What about sales do you like best?
I’ve always been passionate about people, projecting my enthusiasm onto them, and building a social network to meet my quotas. Also, the thrill that comes from receiving a paycheck, as proof of my abilities, never gets old.
You started your Dell career as a sales person and ended it as a senior manager in marketing. How did you land there?
The first person I ever hired in retail, who is also one of my closest friends, called one day and said, “Come work with me at Dell. There is money to be made here.” I trusted him and my lack of health insurance at the time made it an easy decision. (Laughs) Dell is a raw meritocracy meaning if you excel at your existing job, the sky is the limit. I took full advantage of that policy and in exchange, received an outstanding breadth of experience by trying out a lot of different positions.
What else did you learn during your time at Dell?
A lot of times people look at jobs and go, “I could never do that” because I didn’t study it in school. At Dell I realized that I could do almost anything. That made the world much less intimidating.
What advice would you give to others wanting to enter a new industry?
Just because something is foreign doesn’t mean it’s impossible. Today the Internet makes it easer than ever to learn yet, you still must have a lot of discipline. If you are willing to commit, the resources are available and cheap!
Where does your great love for learning come from?
Most memories of my parents involve them holding a book in their hands. I’m sure that rubbed off subconsciously because I’ve always been an insatiable reader. Reading is interesting, intellectually stimulating, and real. Being informed has been invaluable to my career.
You are a mentor at the Nashville Entrepreneur Center. How did you become involved with their organization?
I’ve put a lot of thought into how I can make my community into a better place. The Nashville Entrepreneur Center seemed like a venue where I could advise others and make an impact quickly. I hope to help others avoid certain mistakes in order to accelerate their success. I’ve also had great mentors. This is my way of honoring and making sure their thought processes, as well as my own, aren’t forgotten.

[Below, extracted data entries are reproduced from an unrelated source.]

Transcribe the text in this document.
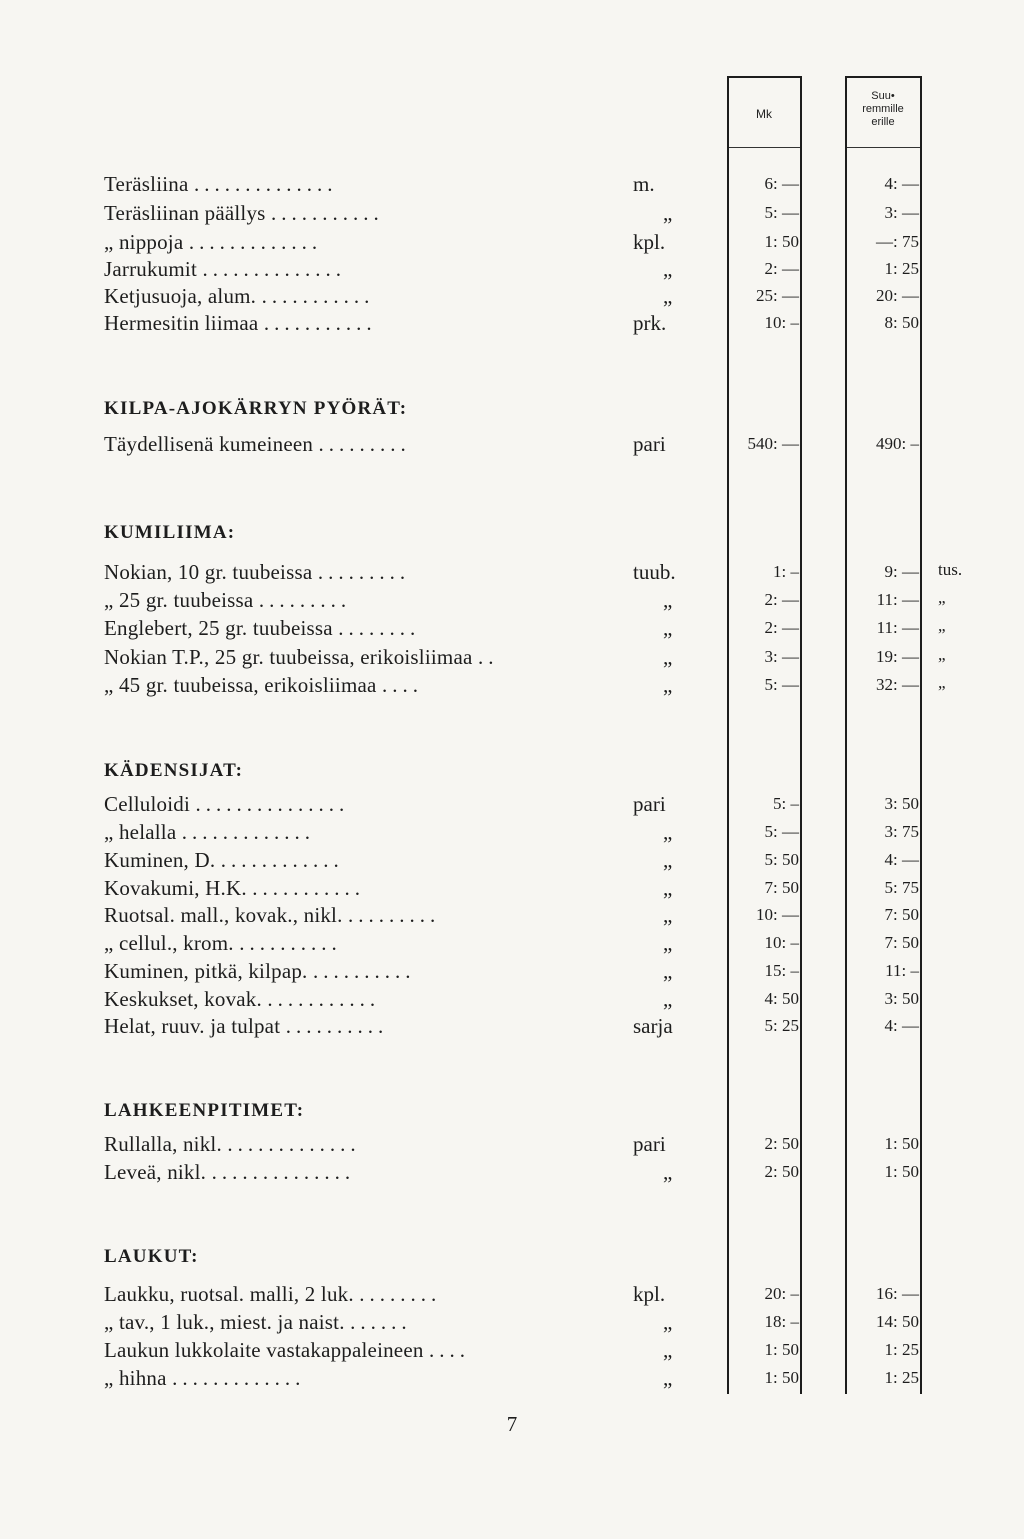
Mk
Suu•
remmille
erille
Teräsliina ..............	m.	6: —	4: —
Teräsliinan päällys ...........	„	5: —	3: —
„ nippoja .............	kpl.	1: 50	—: 75
Jarrukumit ..............	„	2: —	1: 25
Ketjusuoja, alum. ...........	„	25: —	20: —
Hermesitin liimaa ...........	prk.	10: –	8: 50
KILPA-AJOKÄRRYN PYÖRÄT:
Täydellisenä kumeineen .........	pari	540: —	490: –
KUMILIIMA:
Nokian, 10 gr. tuubeissa .........	tuub.	1: –	9: — tus.
„ 25 gr. tuubeissa .........	„	2: —	11: — „
Englebert, 25 gr. tuubeissa ........	„	2: —	11: — „
Nokian T.P., 25 gr. tuubeissa, erikoisliimaa ..	„	3: —	19: — „
„ 45 gr. tuubeissa, erikoisliimaa ....	„	5: —	32: — „
KÄDENSIJAT:
Celluloidi ...............	pari	5: –	3: 50
„ helalla .............	„	5: —	3: 75
Kuminen, D. ............	„	5: 50	4: —
Kovakumi, H.K. ...........	„	7: 50	5: 75
Ruotsal. mall., kovak., nikl. .........	„	10: —	7: 50
„ cellul., krom. ..........	„	10: –	7: 50
Kuminen, pitkä, kilpap. ..........	„	15: –	11: –
Keskukset, kovak. ...........	„	4: 50	3: 50
Helat, ruuv. ja tulpat ..........	sarja	5: 25	4: —
LAHKEENPITIMET:
Rullalla, nikl. .............	pari	2: 50	1: 50
Leveä, nikl. ..............	„	2: 50	1: 50
LAUKUT:
Laukku, ruotsal. malli, 2 luk. ........	kpl.	20: –	16: —
„ tav., 1 luk., miest. ja naist. ......	„	18: –	14: 50
Laukun lukkolaite vastakappaleineen ....	„	1: 50	1: 25
„ hihna .............	„	1: 50	1: 25
7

How did you find your current role as managing director at TVV Capital?
I had spent over two years at Dell traveling at least 200-days a year. After that, I moved into a work-from-home position, which wasn’t for me. One day I received a phone call from TVV saying that a job had opened up over night. I wanted more career opportunities and to stay in Nashville. After meeting the team and learning more about the role, the answer was an easy “yes.”
How would you describe what you do everyday?
I lead the deal sourcing team for TVV Capital. We build relationships with businesses that aren’t on the market so when they decide to sell, they come straight to us. Oftentimes, it takes many years to gain a company’s trust. I also revise the sales and marketing strategies of our existing companies to increase revenue and profitability.
What is your favorite thing about what you do?
I am constantly learning and meeting amazing people who, through hard work and perseverance, grew an idea into a company. I can’t remember the last time I was bored!